Un país formidable en recursos y capaz de grandes empresas está en condiciones de nacer. Basta que los colombianos nos permitamos ser conscientes de nuestra fuerza, ser los voceros orgullosos de nuestro territorio, los defensores de nuestra naturaleza y los hijos perspicaces de una historia que yace en el olvido. Hoy ya no se trata de alcanzar el cielo sino de salir del infierno, de un infierno de intolerancia y de desamparo circunscrito por la historia a la línea de nuestras fronteras. Pero bastará dar ese paso inicial que nos arrebate al horror para que ya sea posible soñar el país que Colombia, aleccionada por su historia, puede llegar a ser. Tarde o temprano tendremos que pensar, no en una economía aislada e independiente, cosa imposible, pero sí en una economía cuya primera prioridad sea la gente colombiana.

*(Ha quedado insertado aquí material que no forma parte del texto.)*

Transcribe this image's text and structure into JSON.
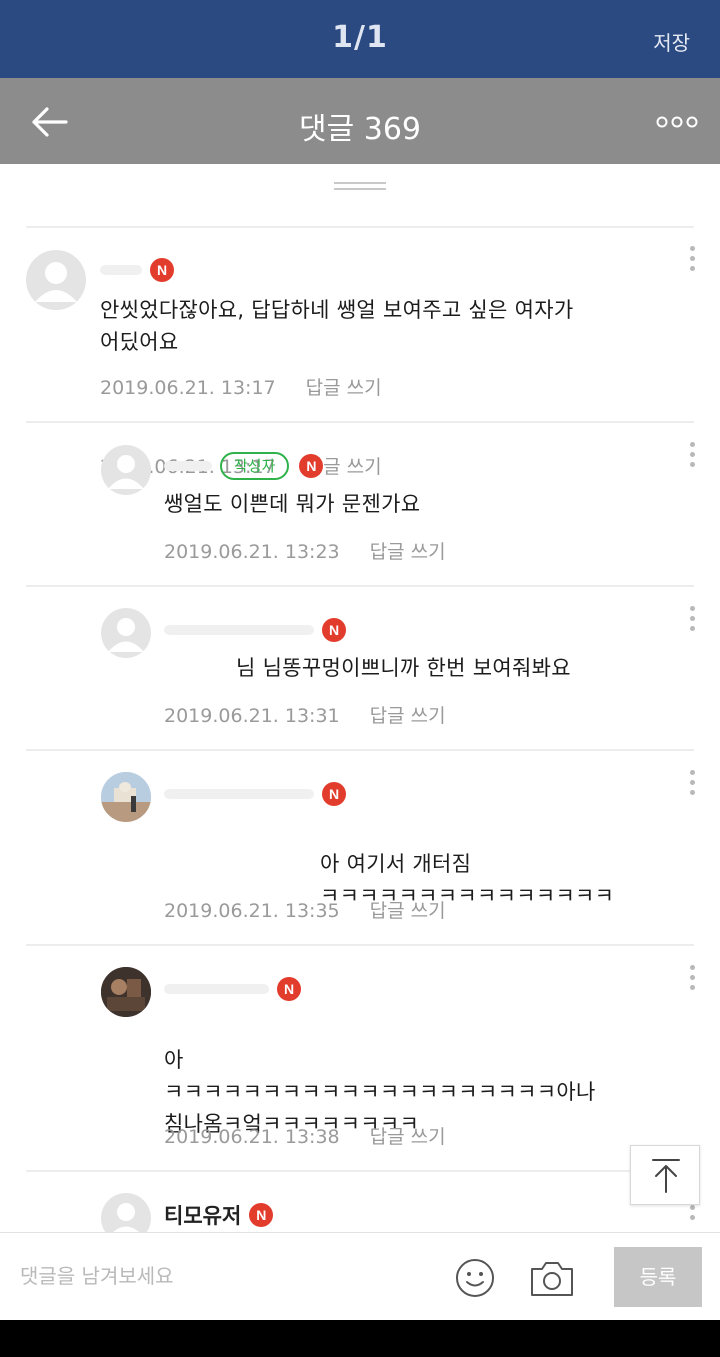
{
  "viewer": {
    "page_counter": "1/1",
    "save_label": "저장"
  },
  "header": {
    "title": "댓글 369",
    "back_icon": "arrow-left-icon",
    "more_icon": "more-dots-icon"
  },
  "comments": [
    {
      "author": "",
      "is_writer": false,
      "badge": "N",
      "text": "안씻었다잖아요, 답답하네 쌩얼 보여주고 싶은 여자가\n어딨어요",
      "date": "2019.06.21. 13:17",
      "reply_label": "답글 쓰기"
    },
    {
      "author": "",
      "is_writer": true,
      "writer_badge": "작성자",
      "badge": "N",
      "text": "쌩얼도 이쁜데 뭐가 문젠가요",
      "date": "2019.06.21. 13:23",
      "reply_label": "답글 쓰기"
    },
    {
      "author": "",
      "is_writer": false,
      "badge": "N",
      "text": "님 님똥꾸멍이쁘니까 한번 보여줘봐요",
      "date": "2019.06.21. 13:31",
      "reply_label": "답글 쓰기"
    },
    {
      "author": "",
      "is_writer": false,
      "badge": "N",
      "text": "아 여기서 개터짐\nㅋㅋㅋㅋㅋㅋㅋㅋㅋㅋㅋㅋㅋㅋㅋ",
      "date": "2019.06.21. 13:35",
      "reply_label": "답글 쓰기"
    },
    {
      "author": "",
      "is_writer": false,
      "badge": "N",
      "text": "아\nㅋㅋㅋㅋㅋㅋㅋㅋㅋㅋㅋㅋㅋㅋㅋㅋㅋㅋㅋㅋ아나\n침나옴ㅋ엌ㅋㅋㅋㅋㅋㅋㅋㅋ",
      "date": "2019.06.21. 13:38",
      "reply_label": "답글 쓰기"
    },
    {
      "author": "티모유저",
      "is_writer": false,
      "badge": "N"
    }
  ],
  "compose": {
    "placeholder": "댓글을 남겨보세요",
    "submit_label": "등록",
    "emoji_icon": "smiley-icon",
    "camera_icon": "camera-icon"
  },
  "colors": {
    "viewer_bar": "#2b4a82",
    "header_bar": "#8c8c8c",
    "writer_badge": "#2fb24a",
    "new_badge": "#e23c2c"
  }
}
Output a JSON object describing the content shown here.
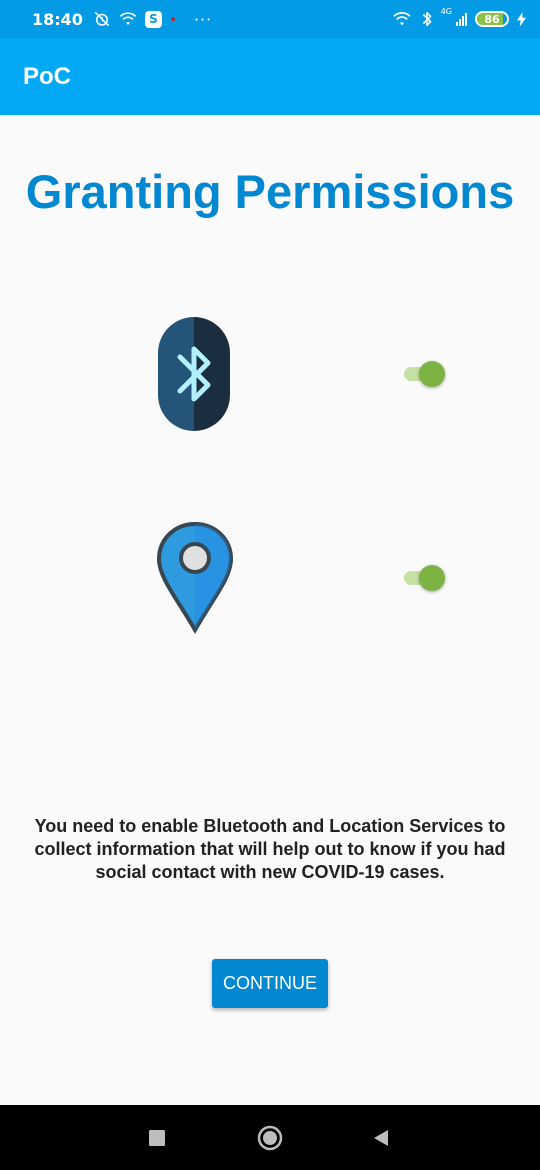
{
  "status_bar": {
    "time": "18:40",
    "left_icons": [
      "alarm-off-icon",
      "wifi-icon",
      "skype-icon",
      "dot-icon",
      "more-icon"
    ],
    "skype_letter": "S",
    "more": "···",
    "network_type": "4G",
    "battery_level": "86",
    "battery_fraction": 0.86,
    "right_icons": [
      "wifi-icon",
      "bluetooth-icon",
      "signal-icon",
      "battery-icon",
      "charging-icon"
    ]
  },
  "app_bar": {
    "title": "PoC",
    "color": "#03a9f4"
  },
  "main": {
    "title": "Granting Permissions",
    "permissions": [
      {
        "icon": "bluetooth-icon",
        "enabled": true
      },
      {
        "icon": "location-pin-icon",
        "enabled": true
      }
    ],
    "description": "You need to enable Bluetooth and Location Services to collect information that will help out to know if you had social contact with new COVID-19 cases.",
    "continue_label": "CONTINUE",
    "accent_color": "#0288d1",
    "switch_on_color": "#7cb342"
  },
  "nav_bar": {
    "buttons": [
      "recent-apps-icon",
      "home-icon",
      "back-icon"
    ]
  }
}
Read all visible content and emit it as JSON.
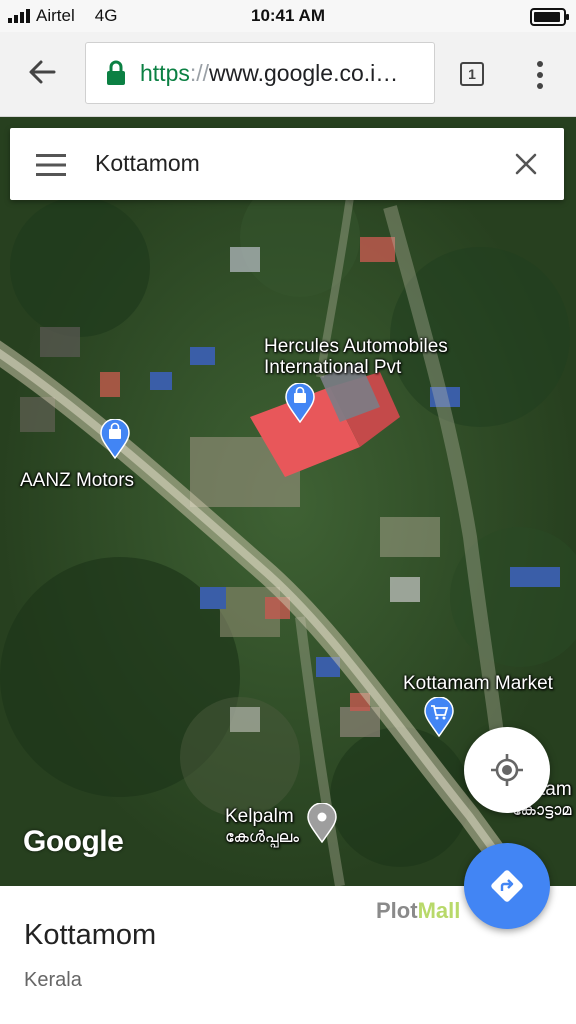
{
  "status_bar": {
    "carrier": "Airtel",
    "network": "4G",
    "time": "10:41 AM"
  },
  "browser": {
    "url_protocol": "https",
    "url_separator": "://",
    "url_host": "www.google.co.i…",
    "tab_count": "1"
  },
  "search": {
    "query": "Kottamom"
  },
  "map": {
    "places": [
      {
        "name": "Hercules Automobiles\nInternational Pvt",
        "icon": "shopping-bag-pin"
      },
      {
        "name": "AANZ Motors",
        "icon": "shopping-bag-pin"
      },
      {
        "name": "Kottamam Market",
        "icon": "shopping-cart-pin"
      },
      {
        "name": "Kelpalm",
        "name_local": "കേൾപ്പലം",
        "icon": "location-pin"
      },
      {
        "name": "tam",
        "name_local": "കോട്ടാമ"
      }
    ],
    "logo_text": "Google",
    "colors": {
      "pin_blue": "#4285f4",
      "pin_gray": "#9e9e9e",
      "roof_red": "#e8575a"
    }
  },
  "place_sheet": {
    "title": "Kottamom",
    "subtitle": "Kerala"
  },
  "watermark": {
    "part1": "Plot",
    "part2": "Mall"
  }
}
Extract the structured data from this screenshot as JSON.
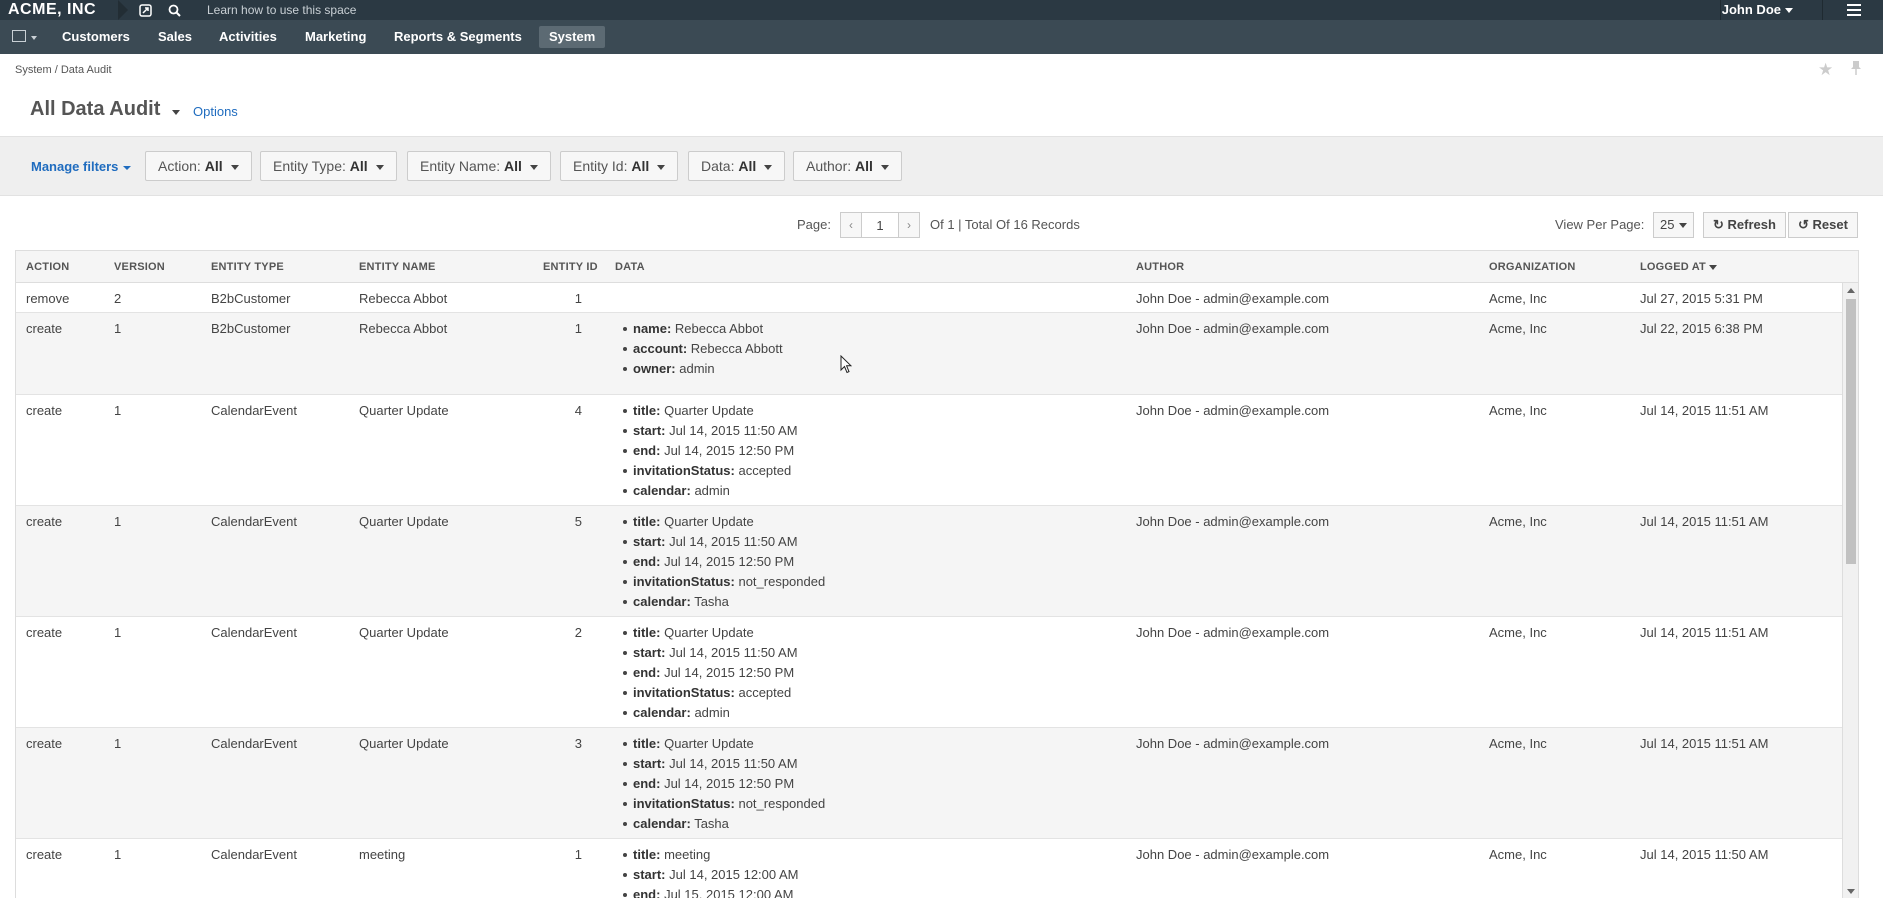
{
  "topbar": {
    "logo": "ACME, INC",
    "learn_text": "Learn how to use this space",
    "user_name": "John Doe"
  },
  "nav": {
    "items": [
      {
        "label": "Customers",
        "active": false
      },
      {
        "label": "Sales",
        "active": false
      },
      {
        "label": "Activities",
        "active": false
      },
      {
        "label": "Marketing",
        "active": false
      },
      {
        "label": "Reports & Segments",
        "active": false
      },
      {
        "label": "System",
        "active": true
      }
    ]
  },
  "breadcrumb": "System / Data Audit",
  "page": {
    "title": "All Data Audit",
    "options_label": "Options"
  },
  "filters": {
    "manage_label": "Manage filters",
    "items": [
      {
        "label": "Action:",
        "value": "All"
      },
      {
        "label": "Entity Type:",
        "value": "All"
      },
      {
        "label": "Entity Name:",
        "value": "All"
      },
      {
        "label": "Entity Id:",
        "value": "All"
      },
      {
        "label": "Data:",
        "value": "All"
      },
      {
        "label": "Author:",
        "value": "All"
      }
    ]
  },
  "pager": {
    "page_label": "Page:",
    "current_page": "1",
    "summary": "Of 1 | Total Of 16 Records",
    "per_page_label": "View Per Page:",
    "per_page_value": "25",
    "refresh_label": "Refresh",
    "reset_label": "Reset"
  },
  "grid": {
    "columns": [
      "ACTION",
      "VERSION",
      "ENTITY TYPE",
      "ENTITY NAME",
      "ENTITY ID",
      "DATA",
      "AUTHOR",
      "ORGANIZATION",
      "LOGGED AT"
    ],
    "rows": [
      {
        "action": "remove",
        "version": "2",
        "entity_type": "B2bCustomer",
        "entity_name": "Rebecca Abbot",
        "entity_id": "1",
        "data": [],
        "author": "John Doe - admin@example.com",
        "organization": "Acme, Inc",
        "logged_at": "Jul 27, 2015 5:31 PM"
      },
      {
        "action": "create",
        "version": "1",
        "entity_type": "B2bCustomer",
        "entity_name": "Rebecca Abbot",
        "entity_id": "1",
        "data": [
          {
            "key": "name:",
            "value": "Rebecca Abbot"
          },
          {
            "key": "account:",
            "value": "Rebecca Abbott"
          },
          {
            "key": "owner:",
            "value": "admin"
          }
        ],
        "author": "John Doe - admin@example.com",
        "organization": "Acme, Inc",
        "logged_at": "Jul 22, 2015 6:38 PM"
      },
      {
        "action": "create",
        "version": "1",
        "entity_type": "CalendarEvent",
        "entity_name": "Quarter Update",
        "entity_id": "4",
        "data": [
          {
            "key": "title:",
            "value": "Quarter Update"
          },
          {
            "key": "start:",
            "value": "Jul 14, 2015 11:50 AM"
          },
          {
            "key": "end:",
            "value": "Jul 14, 2015 12:50 PM"
          },
          {
            "key": "invitationStatus:",
            "value": "accepted"
          },
          {
            "key": "calendar:",
            "value": "admin"
          }
        ],
        "author": "John Doe - admin@example.com",
        "organization": "Acme, Inc",
        "logged_at": "Jul 14, 2015 11:51 AM"
      },
      {
        "action": "create",
        "version": "1",
        "entity_type": "CalendarEvent",
        "entity_name": "Quarter Update",
        "entity_id": "5",
        "data": [
          {
            "key": "title:",
            "value": "Quarter Update"
          },
          {
            "key": "start:",
            "value": "Jul 14, 2015 11:50 AM"
          },
          {
            "key": "end:",
            "value": "Jul 14, 2015 12:50 PM"
          },
          {
            "key": "invitationStatus:",
            "value": "not_responded"
          },
          {
            "key": "calendar:",
            "value": "Tasha"
          }
        ],
        "author": "John Doe - admin@example.com",
        "organization": "Acme, Inc",
        "logged_at": "Jul 14, 2015 11:51 AM"
      },
      {
        "action": "create",
        "version": "1",
        "entity_type": "CalendarEvent",
        "entity_name": "Quarter Update",
        "entity_id": "2",
        "data": [
          {
            "key": "title:",
            "value": "Quarter Update"
          },
          {
            "key": "start:",
            "value": "Jul 14, 2015 11:50 AM"
          },
          {
            "key": "end:",
            "value": "Jul 14, 2015 12:50 PM"
          },
          {
            "key": "invitationStatus:",
            "value": "accepted"
          },
          {
            "key": "calendar:",
            "value": "admin"
          }
        ],
        "author": "John Doe - admin@example.com",
        "organization": "Acme, Inc",
        "logged_at": "Jul 14, 2015 11:51 AM"
      },
      {
        "action": "create",
        "version": "1",
        "entity_type": "CalendarEvent",
        "entity_name": "Quarter Update",
        "entity_id": "3",
        "data": [
          {
            "key": "title:",
            "value": "Quarter Update"
          },
          {
            "key": "start:",
            "value": "Jul 14, 2015 11:50 AM"
          },
          {
            "key": "end:",
            "value": "Jul 14, 2015 12:50 PM"
          },
          {
            "key": "invitationStatus:",
            "value": "not_responded"
          },
          {
            "key": "calendar:",
            "value": "Tasha"
          }
        ],
        "author": "John Doe - admin@example.com",
        "organization": "Acme, Inc",
        "logged_at": "Jul 14, 2015 11:51 AM"
      },
      {
        "action": "create",
        "version": "1",
        "entity_type": "CalendarEvent",
        "entity_name": "meeting",
        "entity_id": "1",
        "data": [
          {
            "key": "title:",
            "value": "meeting"
          },
          {
            "key": "start:",
            "value": "Jul 14, 2015 12:00 AM"
          },
          {
            "key": "end:",
            "value": "Jul 15, 2015 12:00 AM"
          }
        ],
        "author": "John Doe - admin@example.com",
        "organization": "Acme, Inc",
        "logged_at": "Jul 14, 2015 11:50 AM"
      }
    ]
  }
}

Yo sueño un país que esté unido física y espiritualmente con los demás países de la América del Sur. Que un grupo de jóvenes venezolanos o colombianos pueda tomar el tren en Caracas o en Bogotá y viajar, si así lo quieren, hasta los confines de Buenos Aires. En un mundo donde se hacen autopistas de isla en isla, no ha de ser imposible tender ese camino de unidad entre naciones hermanas. Yo sueño un país que cuando hable de desarrollo hable de desarrollo para todos, y no a expensas del planeta sino pensando también en el mundo que habitarán las generaciones futuras; que cuando hable de industria nacional sepa recordar, como Gaitán, que industria son por igual los empresarios, los trabajadores y los consumidores. Yo sueño un país consciente de sus tierras, de sus árboles, de sus mares y de sus criaturas, donde hablar de economía sea hablar de cómo vive el último de los hijos de la república. Yo sueño un país donde sea imposible que haya gentes durmiendo bajo los puentes o comiendo basuras en las calles. Yo sueño un país cuya moneda pueda mostrarse y negociarse en cualquier lugar del planeta. Yo sueño un país que gane medallas en los Juegos Olímpicos. Yo sueño un país de pueblos y ciudades hermosos y dignos, donde los que tengan más sientan el orgullo y la tranquilidad de saber que los otros viven dignamente. Yo sueño un país inteligente, es decir, un país donde cada quien sepa que todos necesitamos de todos, que la noche nos puede sorprender en cualquier parte, que el carro se nos puede varar en las altas carreteras solitarias, y que por ello es bueno que nos esforcemos por sembrar amistad y no resentimiento. Yo sueño un país donde un indio pueda no sólo ser indio con orgullo, sino que superando esta época en que se lo quiere educar en los errores de la civilización europea aprendamos con respeto su saber profundo de armonía con el cosmos y de conservación de la naturaleza. Yo sueño un país donde tantos talentosos artistas, músicos y danzantes, actores y poetas, pintores y contadores de historias, dejen de ser figuras pintorescas y marginales, y se conviertan en voceros orgullosos de una nación, en los creadores de sus tradiciones. Todo eso sólo requiere la apasionada y festiva construcción de vínculos sinceros y valerosos. Y hay una pregunta que nos está haciendo la historia: ahora que el rojo y el azul han dejado de ser un camino, ¿dónde está la franja amarilla?